The Hillsborough inquests, which took place four years after the panel report, found by majority verdict that the Liverpool fans were unlawfully killed, due to gross negligence from police and ambulance services.
Those fans were failed by the police, before lies were spread about them by a newspaper that remains among the country's best selling. To this day, Liverpool fans face chants mocking the events at Hillsborough from some football supporters.
Government cuts, Boris Johnson and the modern day
Unlike in Mrs Thatcher's government, the threat of "managed decline" in Liverpool was not on the agenda of the European Union, which pumped money into Liverpool and surrounding areas in the 1990s and 2000s. Funding from Brussels began in 1994 when £700m was allocated under the Objective One programme, before another £928m arrived in 2000.
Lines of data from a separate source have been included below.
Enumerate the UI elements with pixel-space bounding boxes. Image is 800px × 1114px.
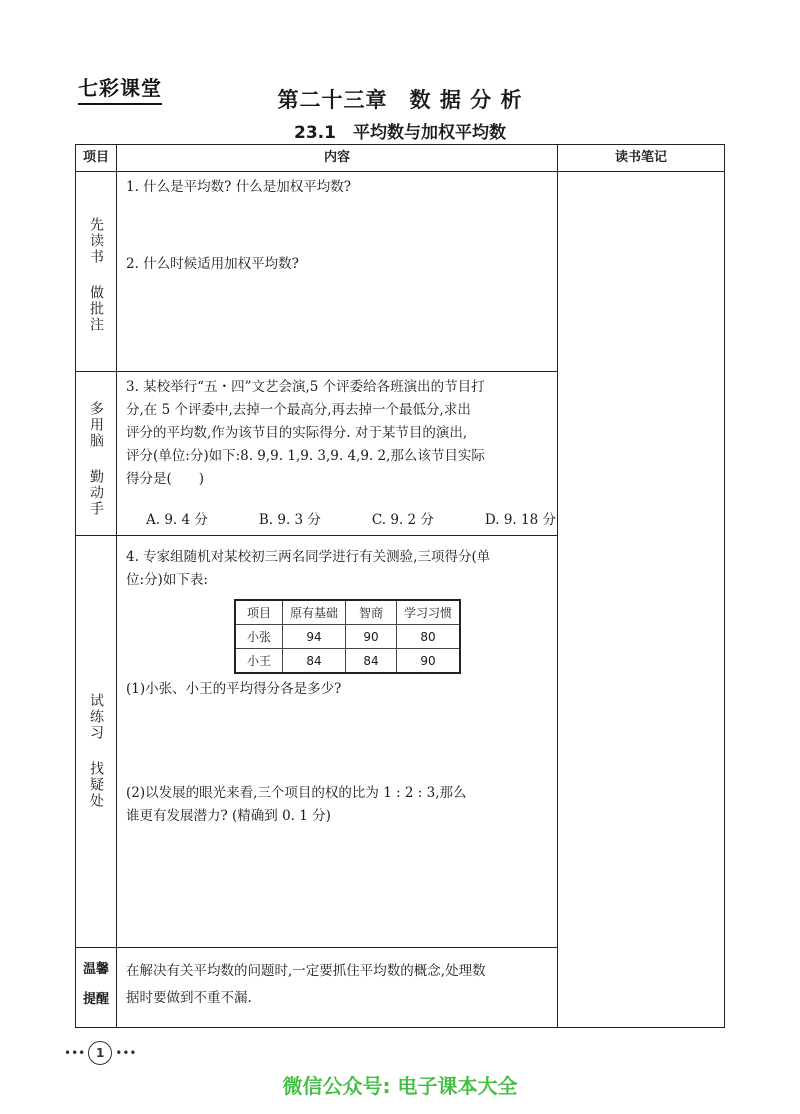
header-item: 项目 [82,150,109,165]
header-notes: 读书笔记 [614,150,667,165]
subquestion-2 [126,782,554,828]
table-cell: 90 [397,649,461,674]
category-think [76,401,116,523]
option-c[interactable]: C. 9. 2 分 [371,512,434,528]
tip-line: 据时要做到不重不漏. [126,990,252,1006]
question-3-line: 得分是( ) [126,471,205,487]
category-think-b: 勤动手 [88,469,104,517]
category-tips [76,959,116,1011]
subquestion-2-line: 谁更有发展潜力? (精确到 0. 1 分) [126,808,331,824]
table-row [235,649,460,674]
table-header-cell: 学习习惯 [397,600,461,625]
table-cell: 小张 [235,625,283,649]
page-dots-left: ••• [64,1046,86,1060]
table-row [235,625,460,649]
category-read-b: 做批注 [88,285,104,333]
row-divider-3 [76,947,557,948]
option-a[interactable]: A. 9. 4 分 [146,512,208,528]
question-4 [126,546,554,592]
row-divider-2 [76,535,557,536]
watermark: 微信公众号: 电子课本大全 [282,1074,518,1098]
answer-options [146,508,556,528]
question-3 [126,376,554,491]
category-practice-b: 找疑处 [88,761,104,809]
row-divider-1 [76,371,557,372]
category-practice [76,693,116,815]
question-3-line: 评分的平均数,作为该节目的实际得分. 对于某节目的演出, [126,425,468,441]
question-4-line: 位:分)如下表: [126,572,208,588]
table-header-cell: 项目 [235,600,283,625]
table-cell: 84 [283,649,346,674]
tip-text [126,960,554,1010]
category-read [76,217,116,339]
option-b[interactable]: B. 9. 3 分 [258,512,321,528]
table-cell: 90 [346,625,397,649]
question-3-line: 分,在 5 个评委中,去掉一个最高分,再去掉一个最低分,求出 [126,402,471,418]
category-tips-a: 温馨 [82,962,109,977]
page-number [64,1041,136,1065]
category-think-a: 多用脑 [88,401,104,449]
page-number-badge: 1 [88,1041,112,1065]
chapter-title: 第二十三章 数 据 分 析 [277,88,523,112]
question-1: 1. 什么是平均数? 什么是加权平均数? [126,179,351,195]
question-3-line: 评分(单位:分)如下:8. 9,9. 1,9. 3,9. 4,9. 2,那么该节目实际 [126,448,485,464]
table-cell: 小王 [235,649,283,674]
question-4-line: 4. 专家组随机对某校初三两名同学进行有关测验,三项得分(单 [126,549,491,565]
notes-area[interactable] [558,172,724,1027]
subquestion-1: (1)小张、小王的平均得分各是多少? [126,681,342,697]
question-2: 2. 什么时候适用加权平均数? [126,256,299,272]
brand-logo: 七彩课堂 [78,72,162,105]
category-read-a: 先读书 [88,217,104,265]
table-header-row [235,600,460,625]
col-divider-1 [116,145,117,1027]
table-cell: 80 [397,625,461,649]
table-cell: 94 [283,625,346,649]
score-table [234,599,461,674]
section-title: 23.1 平均数与加权平均数 [294,123,506,143]
subquestion-2-line: (2)以发展的眼光来看,三个项目的权的比为 1 : 2 : 3,那么 [126,785,467,801]
category-practice-a: 试练习 [88,693,104,741]
table-header-cell: 原有基础 [283,600,346,625]
header-content: 内容 [323,150,350,165]
option-d[interactable]: D. 9. 18 分 [484,512,556,528]
table-header-cell: 智商 [346,600,397,625]
tip-line: 在解决有关平均数的问题时,一定要抓住平均数的概念,处理数 [126,963,486,979]
page-dots-right: ••• [115,1046,137,1060]
table-cell: 84 [346,649,397,674]
question-3-line: 3. 某校举行“五・四”文艺会演,5 个评委给各班演出的节目打 [126,379,485,395]
category-tips-b: 提醒 [82,992,109,1007]
worksheet-table [75,144,725,1028]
Additionally, between 2007 and 2013, the North West shared £700m. European money - and being awarded the European Capital of Culture for 2008 - helped Liverpool recover from the struggles of the 1980s and inspire its development into the modern city we see today.
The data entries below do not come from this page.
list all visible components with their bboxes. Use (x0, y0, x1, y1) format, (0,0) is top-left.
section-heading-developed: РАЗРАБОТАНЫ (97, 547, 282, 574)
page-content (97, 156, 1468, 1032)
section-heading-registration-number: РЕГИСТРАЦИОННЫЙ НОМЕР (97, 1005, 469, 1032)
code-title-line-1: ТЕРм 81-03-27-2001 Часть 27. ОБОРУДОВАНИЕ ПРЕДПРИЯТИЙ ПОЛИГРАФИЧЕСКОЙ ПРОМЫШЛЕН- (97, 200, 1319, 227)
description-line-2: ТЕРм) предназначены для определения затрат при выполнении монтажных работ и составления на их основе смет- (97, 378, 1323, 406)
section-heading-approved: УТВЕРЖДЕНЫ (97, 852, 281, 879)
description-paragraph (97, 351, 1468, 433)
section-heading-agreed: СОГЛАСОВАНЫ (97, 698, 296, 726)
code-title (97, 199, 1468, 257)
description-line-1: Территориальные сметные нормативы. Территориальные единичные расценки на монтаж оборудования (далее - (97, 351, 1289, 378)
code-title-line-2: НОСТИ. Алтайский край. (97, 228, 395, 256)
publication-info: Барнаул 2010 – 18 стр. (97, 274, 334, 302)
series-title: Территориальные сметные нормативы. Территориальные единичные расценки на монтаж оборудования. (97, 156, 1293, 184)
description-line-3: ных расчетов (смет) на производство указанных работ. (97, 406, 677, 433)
Across Liverpool, the funding was used to transform Queen Square, to revamp Liverpool John Lennon Airport, to cover part of the construction costs for the M&S Bank Arena, and to restore St George's Hall.
However, what followed the spell of European funding was a brutal spell of cuts from central government - beginning when the Conservative and Liberal Democrat coalition government removed Labour from power in 2010.
As the country elected a series of Conservative administrations, Liverpool kept voting Labour. The city has suffered the funding consequences of that.
Under several Conservative governments, the people of Liverpool faced the equivalent of an £816 per head fall in day-to-day public spending from 2010 to 2019. Austerity hit the council with more than £450m of funding cuts since 2010. Liverpool has been hit as hard by austerity as anywhere across the country.
It is no surprise then, that after years of investment from Europe, followed by cuts from central government, Liverpool bucked the national trend in the 2016 European Union referendum. As Britain voted to leave the European Union by 52% to 48%, Liverpool voted to remain by 58%.
Away from Brexit, there is the matter of the previous Prime Minister Boris Johnson. Mr Johnson was editor of The Spectator when it published an article about the 2004 murder of Scouse engineer Ken Bigley.
Writer Simon Heffer and his editor Johnson produced an article which read: "A combination of economic misfortune — its docks were, fundamentally, on the wrong side of England when Britain entered what is now the European Union — and an excessive predilection for welfarism have created a peculiar, and deeply unattractive, psyche among many Liverpudlians.
"They see themselves whenever possible as victims, and resent their victim status; yet at the same time they wallow in it.”
Johnson has since apologised for this - being forced to do so by then-party leader Michael Howard. He refused to do so again when Garston and Halewood MP Maria Eagle asked him to in parliament, shortly after he became Prime Minister.
Such mocking and dismissive impressions of Liverpool and its people remain commonplace. Fans at Anfield and Goodison Park have to endure chants about poverty in the city - "Feed the Scousers" gets an airing as soon as Christmas approaches - while some opposition fans still direct slurs at Reds fans about the Hillsborough disaster. As a result, many football fans in the city don't much feel like supporting England after such treatment from those who should be their fellow supporters.
The phrase 'Scouse, not English' not only encapsulates Liverpool's civic pride and a healthy rebellious spirit, but expresses a feeling that the city has been so often let down by the establishment of this country. It should come as no shock that large swathes of this Labour-voting, outward-looking, and heavily-Irish city do not feel like they have much in common with the rest of England.